Consider the master of business administration degree. An MBA would presumably improve the skills of someone already working in business. But plenty of senior executives don't have one, so it wouldn't seem to be a minimum requirement for the field. Therefore, business school students already working in the field should be able to deduct the cost of their degrees, right?
Actually, no, the U.S. Tax Court said earlier this month.
In the case of a woman who worked as a financial analyst for Merrill Lynch and later Raymond James Financial Inc. and then left to get her MBA at Northwestern University, the court found that not only was her degree a minimum educational requirement to be an investment banker, but it also qualified her for a new trade or business.
So her deduction failed on both counts.
Though the woman, Tracy L. McEuen, argued that she had been an "investment banker" in both her jobs, the court concluded that the financial analyst position she held at both firms was "a subordinate temporary position lasting a maximum of three years." The next job up the ladder, that of "associate," required an MBA, the court noted.
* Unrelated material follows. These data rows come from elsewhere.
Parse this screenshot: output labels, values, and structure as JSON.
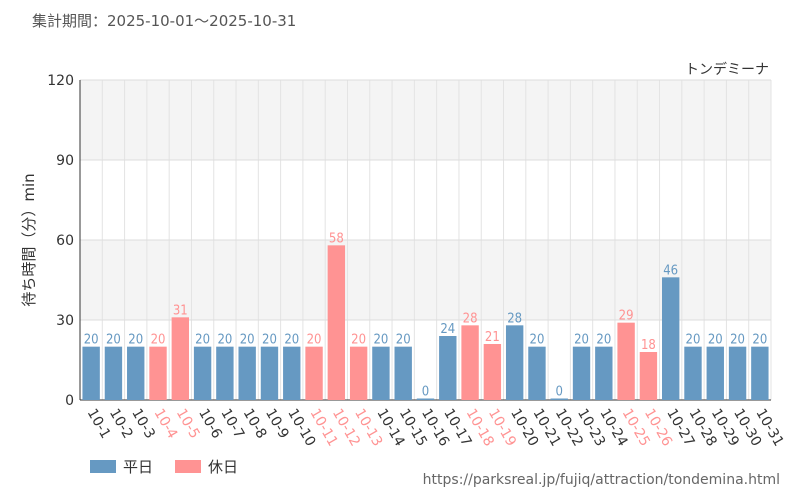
{
  "period_label": "集計期間：2025-10-01～2025-10-31",
  "legend": {
    "weekday_label": "平日",
    "holiday_label": "休日",
    "weekday_color": "#6699c2",
    "holiday_color": "#ff9393"
  },
  "source_url": "https://parksreal.jp/fujiq/attraction/tondemina.html",
  "chart_data": {
    "type": "bar",
    "title": "トンデミーナ",
    "ylabel": "待ち時間（分）min",
    "xlabel": "",
    "ylim": [
      0,
      120
    ],
    "yticks": [
      0,
      30,
      60,
      90,
      120
    ],
    "categories": [
      "10-1",
      "10-2",
      "10-3",
      "10-4",
      "10-5",
      "10-6",
      "10-7",
      "10-8",
      "10-9",
      "10-10",
      "10-11",
      "10-12",
      "10-13",
      "10-14",
      "10-15",
      "10-16",
      "10-17",
      "10-18",
      "10-19",
      "10-20",
      "10-21",
      "10-22",
      "10-23",
      "10-24",
      "10-25",
      "10-26",
      "10-27",
      "10-28",
      "10-29",
      "10-30",
      "10-31"
    ],
    "values": [
      20,
      20,
      20,
      20,
      31,
      20,
      20,
      20,
      20,
      20,
      20,
      58,
      20,
      20,
      20,
      0,
      24,
      28,
      21,
      28,
      20,
      0,
      20,
      20,
      29,
      18,
      46,
      20,
      20,
      20,
      20
    ],
    "day_types": [
      "weekday",
      "weekday",
      "weekday",
      "holiday",
      "holiday",
      "weekday",
      "weekday",
      "weekday",
      "weekday",
      "weekday",
      "holiday",
      "holiday",
      "holiday",
      "weekday",
      "weekday",
      "weekday",
      "weekday",
      "holiday",
      "holiday",
      "weekday",
      "weekday",
      "weekday",
      "weekday",
      "weekday",
      "holiday",
      "holiday",
      "weekday",
      "weekday",
      "weekday",
      "weekday",
      "weekday"
    ]
  }
}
Further, the court said, "if the education qualifies the taxpayer to perform significantly different tasks and activities than could be performed before the education, the education qualifies the taxpayer for a new trade or business." It then pointed to the fact that after obtaining her MBA, McEuen did not take an investment banking job but instead entered the general management program of a home furnishing manufacturer -- for which an MBA was a prerequisite.